“The lines are not of uniform width. Ofttimes they may be likened rather to the mountains and valleys in a good survey. The ridges sometimes split or send little spurs down into the neighbouring valleys; at other times a ridge seems to cleave, giving rise to a form like a tarn or lake in a limestone range: here and there solitary islands rise in the valleys, and sometimes quite an archipelago takes the place of some of the commoner patterns. Indeed, the ordinary nomenclature of an ordinary physical geography map may be found quite helpful in laying a case clearly before a magistrate or a jury. And just as we find in the case of mountains and valleys in a map, every variety of shape may occur in a finger-pattern.”
Here it may be as well to state, as we shall see more precisely further on, that an English jury is well enabled to judge of the conformity of two patterns, one of which is suspect only, and the other officially printed from the fingers of some one in custody—by great photographic enlargement of the exhibits in the case, used as evidence.
The ridges, as may be seen by an enlarged photograph (as on frontispiece), do not always continue to be of quite uniform width throughout. Sometimes they taper away sharply like a railway point, or trickle off in diminishing dots; or again, especially where something like triangles occur, called deltas (after the Greek letter, Δ delta), they flatten out in breadth considerably.
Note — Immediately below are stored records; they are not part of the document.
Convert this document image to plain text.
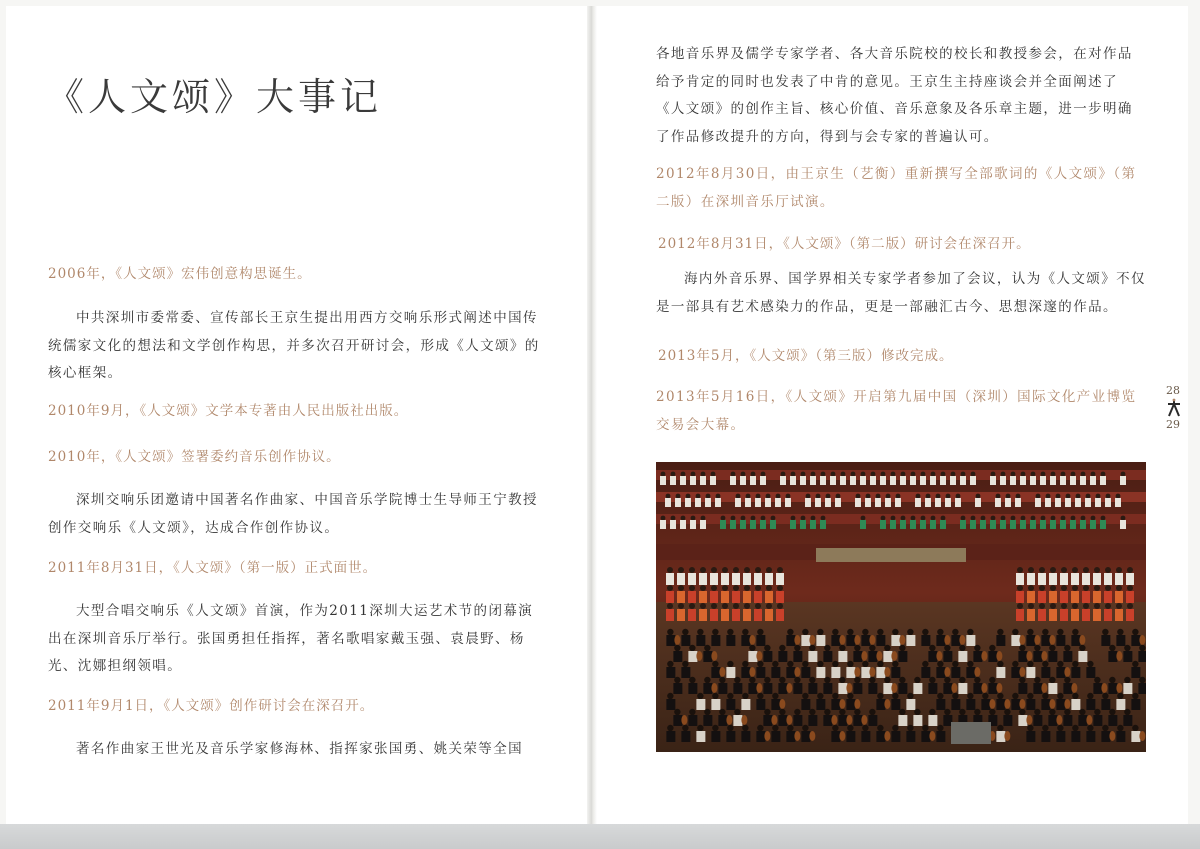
《人文颂》大事记

2006年，《人文颂》宏伟创意构思诞生。

中共深圳市委常委、宣传部长王京生提出用西方交响乐形式阐述中国传统儒家文化的想法和文学创作构思，并多次召开研讨会，形成《人文颂》的核心框架。

2010年9月，《人文颂》文学本专著由人民出版社出版。

2010年，《人文颂》签署委约音乐创作协议。

深圳交响乐团邀请中国著名作曲家、中国音乐学院博士生导师王宁教授创作交响乐《人文颂》，达成合作创作协议。

2011年8月31日，《人文颂》（第一版）正式面世。

大型合唱交响乐《人文颂》首演，作为2011深圳大运艺术节的闭幕演出在深圳音乐厅举行。张国勇担任指挥，著名歌唱家戴玉强、袁晨野、杨光、沈娜担纲领唱。

2011年9月1日，《人文颂》创作研讨会在深召开。

著名作曲家王世光及音乐学家修海林、指挥家张国勇、姚关荣等全国

各地音乐界及儒学专家学者、各大音乐院校的校长和教授参会，在对作品给予肯定的同时也发表了中肯的意见。王京生主持座谈会并全面阐述了《人文颂》的创作主旨、核心价值、音乐意象及各乐章主题，进一步明确了作品修改提升的方向，得到与会专家的普遍认可。

2012年8月30日，由王京生（艺衡）重新撰写全部歌词的《人文颂》（第二版）在深圳音乐厅试演。

2012年8月31日，《人文颂》（第二版）研讨会在深召开。

海内外音乐界、国学界相关专家学者参加了会议，认为《人文颂》不仅是一部具有艺术感染力的作品，更是一部融汇古今、思想深邃的作品。

2013年5月，《人文颂》（第三版）修改完成。

2013年5月16日，《人文颂》开启第九届中国（深圳）国际文化产业博览交易会大幕。

28
29
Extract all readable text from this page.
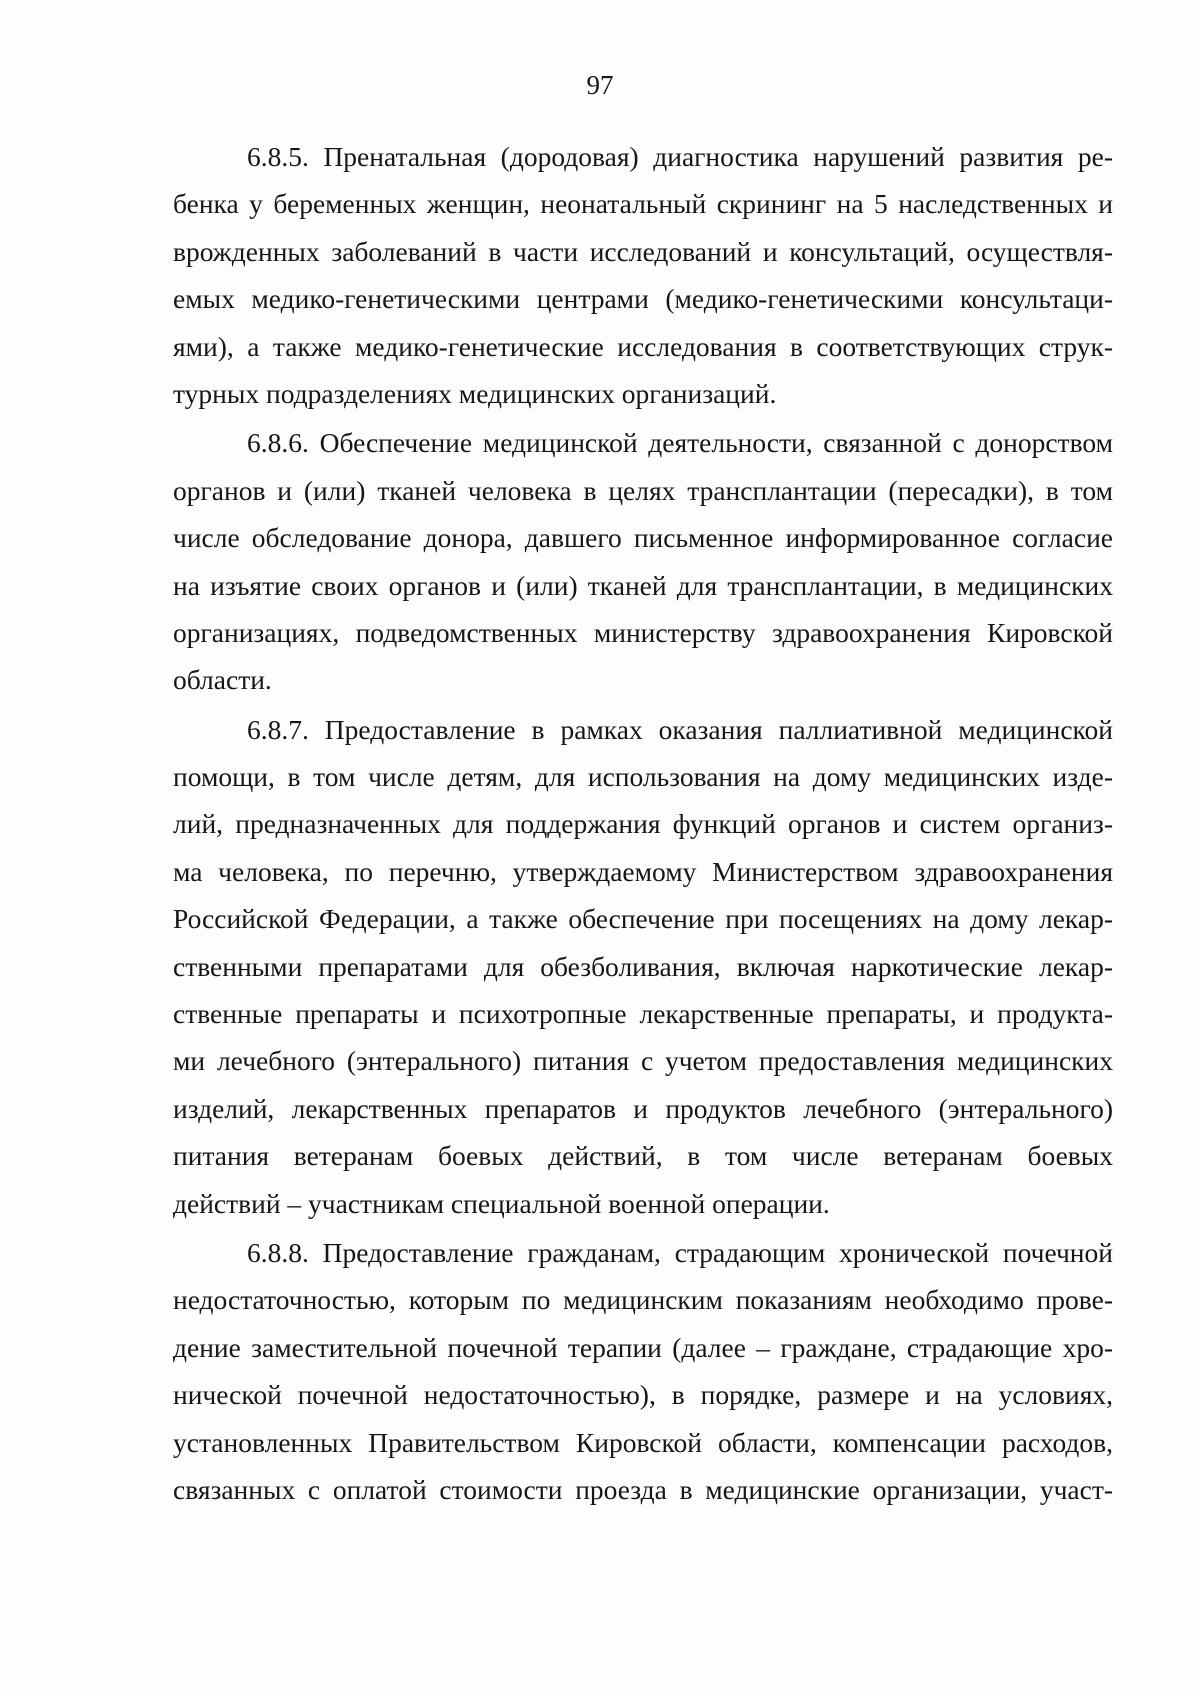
97

6.8.5. Пренатальная (дородовая) диагностика нарушений развития ре-
бенка у беременных женщин, неонатальный скрининг на 5 наследственных и
врожденных заболеваний в части исследований и консультаций, осуществля-
емых медико-генетическими центрами (медико-генетическими консультаци-
ями), а также медико-генетические исследования в соответствующих струк-
турных подразделениях медицинских организаций.

6.8.6. Обеспечение медицинской деятельности, связанной с донорством
органов и (или) тканей человека в целях трансплантации (пересадки), в том
числе обследование донора, давшего письменное информированное согласие
на изъятие своих органов и (или) тканей для трансплантации, в медицинских
организациях, подведомственных министерству здравоохранения Кировской
области.

6.8.7. Предоставление в рамках оказания паллиативной медицинской
помощи, в том числе детям, для использования на дому медицинских изде-
лий, предназначенных для поддержания функций органов и систем организ-
ма человека, по перечню, утверждаемому Министерством здравоохранения
Российской Федерации, а также обеспечение при посещениях на дому лекар-
ственными препаратами для обезболивания, включая наркотические лекар-
ственные препараты и психотропные лекарственные препараты, и продукта-
ми лечебного (энтерального) питания с учетом предоставления медицинских
изделий, лекарственных препаратов и продуктов лечебного (энтерального)
питания ветеранам боевых действий, в том числе ветеранам боевых
действий – участникам специальной военной операции.

6.8.8. Предоставление гражданам, страдающим хронической почечной
недостаточностью, которым по медицинским показаниям необходимо прове-
дение заместительной почечной терапии (далее – граждане, страдающие хро-
нической почечной недостаточностью), в порядке, размере и на условиях,
установленных Правительством Кировской области, компенсации расходов,
связанных с оплатой стоимости проезда в медицинские организации, участ-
In old age they are found usually to have partaken of the general drying up and shrivelling of the tissues.
In the cold or shivering stage of ague and fevers, and in the affection called Reynaud’s disease, in which the fingers may tend to become pale and bloodless, some slight shrinking of the ridges also takes place, a point which might be of importance in the measurement of enlarged exhibits in the trial, for example, of an old Indian soldier or traveller who had been subject to fits of ague.
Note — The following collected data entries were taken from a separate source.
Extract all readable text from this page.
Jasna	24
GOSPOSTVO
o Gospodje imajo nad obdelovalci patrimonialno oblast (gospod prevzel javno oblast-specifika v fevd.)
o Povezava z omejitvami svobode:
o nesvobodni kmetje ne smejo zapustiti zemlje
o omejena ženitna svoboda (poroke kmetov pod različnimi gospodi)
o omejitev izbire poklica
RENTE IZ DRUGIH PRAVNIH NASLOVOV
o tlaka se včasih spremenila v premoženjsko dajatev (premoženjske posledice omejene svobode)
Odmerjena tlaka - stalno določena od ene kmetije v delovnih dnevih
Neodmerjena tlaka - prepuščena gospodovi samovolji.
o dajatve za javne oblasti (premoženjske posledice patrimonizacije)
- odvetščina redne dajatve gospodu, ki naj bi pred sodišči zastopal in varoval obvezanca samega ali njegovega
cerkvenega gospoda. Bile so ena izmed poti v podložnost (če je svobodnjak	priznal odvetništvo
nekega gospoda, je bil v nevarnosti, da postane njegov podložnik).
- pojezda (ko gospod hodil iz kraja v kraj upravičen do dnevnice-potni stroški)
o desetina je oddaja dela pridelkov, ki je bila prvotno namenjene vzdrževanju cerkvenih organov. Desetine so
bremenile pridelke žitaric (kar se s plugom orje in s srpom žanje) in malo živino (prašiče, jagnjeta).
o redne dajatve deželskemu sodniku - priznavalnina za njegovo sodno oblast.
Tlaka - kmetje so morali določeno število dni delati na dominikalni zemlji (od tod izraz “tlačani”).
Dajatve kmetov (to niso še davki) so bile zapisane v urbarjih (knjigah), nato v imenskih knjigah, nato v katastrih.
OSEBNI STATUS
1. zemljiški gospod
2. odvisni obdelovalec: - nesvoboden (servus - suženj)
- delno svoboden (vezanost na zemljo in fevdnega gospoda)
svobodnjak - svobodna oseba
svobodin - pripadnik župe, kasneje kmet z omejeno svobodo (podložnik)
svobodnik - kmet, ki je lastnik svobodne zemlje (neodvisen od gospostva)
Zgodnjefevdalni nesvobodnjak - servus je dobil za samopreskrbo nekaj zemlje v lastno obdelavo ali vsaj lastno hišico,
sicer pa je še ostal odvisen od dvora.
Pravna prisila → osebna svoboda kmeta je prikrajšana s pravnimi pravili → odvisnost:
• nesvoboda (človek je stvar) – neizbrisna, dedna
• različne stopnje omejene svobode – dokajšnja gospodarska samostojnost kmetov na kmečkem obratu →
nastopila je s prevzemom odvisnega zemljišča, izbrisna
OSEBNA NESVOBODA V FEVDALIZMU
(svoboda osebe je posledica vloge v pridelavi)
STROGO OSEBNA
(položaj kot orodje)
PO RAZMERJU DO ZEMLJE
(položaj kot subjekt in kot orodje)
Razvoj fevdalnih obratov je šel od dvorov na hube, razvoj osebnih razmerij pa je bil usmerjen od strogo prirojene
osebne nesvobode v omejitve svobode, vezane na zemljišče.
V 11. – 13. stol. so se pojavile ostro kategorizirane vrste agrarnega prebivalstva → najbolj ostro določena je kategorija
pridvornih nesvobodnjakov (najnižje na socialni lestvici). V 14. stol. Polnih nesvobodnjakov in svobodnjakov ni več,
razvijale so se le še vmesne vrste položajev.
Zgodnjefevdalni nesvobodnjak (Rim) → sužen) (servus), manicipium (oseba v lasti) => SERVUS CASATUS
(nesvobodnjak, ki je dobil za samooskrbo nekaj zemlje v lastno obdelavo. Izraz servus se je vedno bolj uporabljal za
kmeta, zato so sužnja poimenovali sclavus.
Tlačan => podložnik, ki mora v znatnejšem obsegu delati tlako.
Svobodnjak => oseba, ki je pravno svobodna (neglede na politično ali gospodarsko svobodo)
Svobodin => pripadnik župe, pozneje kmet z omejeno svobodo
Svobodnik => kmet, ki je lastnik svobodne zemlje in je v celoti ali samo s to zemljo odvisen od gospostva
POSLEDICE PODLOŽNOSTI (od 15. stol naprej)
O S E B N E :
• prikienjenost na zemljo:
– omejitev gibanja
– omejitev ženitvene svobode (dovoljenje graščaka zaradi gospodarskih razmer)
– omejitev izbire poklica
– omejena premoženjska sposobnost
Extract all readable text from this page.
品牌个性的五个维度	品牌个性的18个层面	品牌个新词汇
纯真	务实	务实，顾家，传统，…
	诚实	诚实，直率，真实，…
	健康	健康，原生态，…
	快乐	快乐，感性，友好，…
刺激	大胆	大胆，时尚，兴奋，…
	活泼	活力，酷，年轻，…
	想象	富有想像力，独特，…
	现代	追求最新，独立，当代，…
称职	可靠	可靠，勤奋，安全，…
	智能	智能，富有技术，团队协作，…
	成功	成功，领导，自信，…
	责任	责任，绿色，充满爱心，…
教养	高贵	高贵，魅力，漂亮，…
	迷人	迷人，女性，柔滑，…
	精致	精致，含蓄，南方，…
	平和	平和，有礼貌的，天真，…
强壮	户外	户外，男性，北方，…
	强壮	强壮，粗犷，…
I have heard Sir A. Moseley Channel, who has informed himself well about finger-print matters, in a charge to a jury in a murder case, refer to the doubtful and unsatisfactory nature of evidence from a print done by a sweaty finger.
The fact that sweaty finger-marks have been adduced in evidence of crime makes it important for lawyers, police officials, judges and jurymen, to understand what is meant by such natural records. A mark from pure sweat would necessarily be excessively transient, as it consists chiefly of water and salines, and should properly contain no greasy matter whatever. Dr. Reginald Alcock, of the North Stafford Infirmary, in a recent paper read at Stoke-on-Trent, and since republished in The British Medical Journal, described his researches into the relation of the sweat-pores to practical surgery, and to the recognized difficulty in sterilising the skin for subsequent operation. Dr. Alcock shows that there may often be found remaining, after the best efforts to cleanse the surface, a stubborn residue of live and obnoxious matter in those tiny invisible ducts, matter which had insidiously gained entrance from without. Now such decaying or dead particles of foreign protoplasm would, I think, readily enough account for the very faint traces of oily matter sometimes observed, which oiliness makes sweat from a skin, fair and clean in the ordinary sense, leave slight but somewhat persistent traces on such substances as glass and the like.
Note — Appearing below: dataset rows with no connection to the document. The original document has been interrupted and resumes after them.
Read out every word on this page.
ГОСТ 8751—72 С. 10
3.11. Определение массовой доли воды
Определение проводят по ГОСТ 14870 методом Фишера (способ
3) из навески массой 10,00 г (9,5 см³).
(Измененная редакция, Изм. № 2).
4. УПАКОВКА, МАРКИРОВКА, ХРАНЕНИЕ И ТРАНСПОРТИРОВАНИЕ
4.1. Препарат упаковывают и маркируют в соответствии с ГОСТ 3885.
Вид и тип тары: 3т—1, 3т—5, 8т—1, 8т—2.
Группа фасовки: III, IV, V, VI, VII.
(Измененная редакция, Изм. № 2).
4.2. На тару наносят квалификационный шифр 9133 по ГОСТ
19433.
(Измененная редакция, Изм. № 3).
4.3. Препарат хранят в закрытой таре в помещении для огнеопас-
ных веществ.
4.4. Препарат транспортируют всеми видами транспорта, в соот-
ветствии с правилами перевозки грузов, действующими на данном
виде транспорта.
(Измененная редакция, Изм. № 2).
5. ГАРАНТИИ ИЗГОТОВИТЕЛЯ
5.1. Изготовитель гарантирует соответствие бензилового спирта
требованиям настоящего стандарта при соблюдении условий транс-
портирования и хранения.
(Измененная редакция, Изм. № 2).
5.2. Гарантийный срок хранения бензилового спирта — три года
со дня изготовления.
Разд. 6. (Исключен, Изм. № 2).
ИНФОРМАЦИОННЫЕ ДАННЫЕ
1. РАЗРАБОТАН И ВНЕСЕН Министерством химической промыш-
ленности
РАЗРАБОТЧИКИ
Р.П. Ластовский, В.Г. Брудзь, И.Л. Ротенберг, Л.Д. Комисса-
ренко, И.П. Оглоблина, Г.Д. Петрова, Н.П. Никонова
In a case reported some time ago, in The Birmingham Post, Detective-Sergeant Charles Munro, on cross-examination as to a sweaty smudge left on glass, said: “The impressions on the window-pane were sweat-marks. They had conducted experiments in Scotland Yard, and ascertained that sweat-marks lasted on glass for a week if not exposed to the wind.” Here, I suppose, the distinction between a sweat-mark proper and a somewhat greasy sweat-mark was not discerned. Even a deliberately designed greasy mark is volatile to a certain extent just as the oil of new paint dries in a day or two according to the weather.
In the Guide (p. 65) I have alluded to the fact of coloured sweat or Chromidrosis, thus:—
“A blackish ooze takes place in some hysterical cases. More striking is the class of cases in which the colouring matter is derived, like the bright colours in the plumage of parrots, from copper, and in some cases from iron. Workers in copper have been found subject to it. The sweat is generally of a bluish colour in those cases. Red sweat has been observed in lockjaw. A kind of saffron colour I have found to be not very uncommon in some classes of malarious cases. One lady I attended had an extraordinary temperature during some of the attacks, the thermometer recording 110° Fahrenheit. With a temperature of about 104° Fahr. she did not seem to be really unwell. I took good impressions at one of those times, with the yellow-coloured sweat. Ordinarily, however, sweat does not help, but hinder, impressions from being made. A case of blue sweat came under my treatment quite recently. There was no history of copper poisoning.”
Since writing the above, I have met with other cases of coloured sweat. My teacher, the late Sir Thomas McCall Anderson, in his work, Contributions to Clinical Medicine, mentions some very interesting facts in this connection in the chapter on “Hemidrosis.”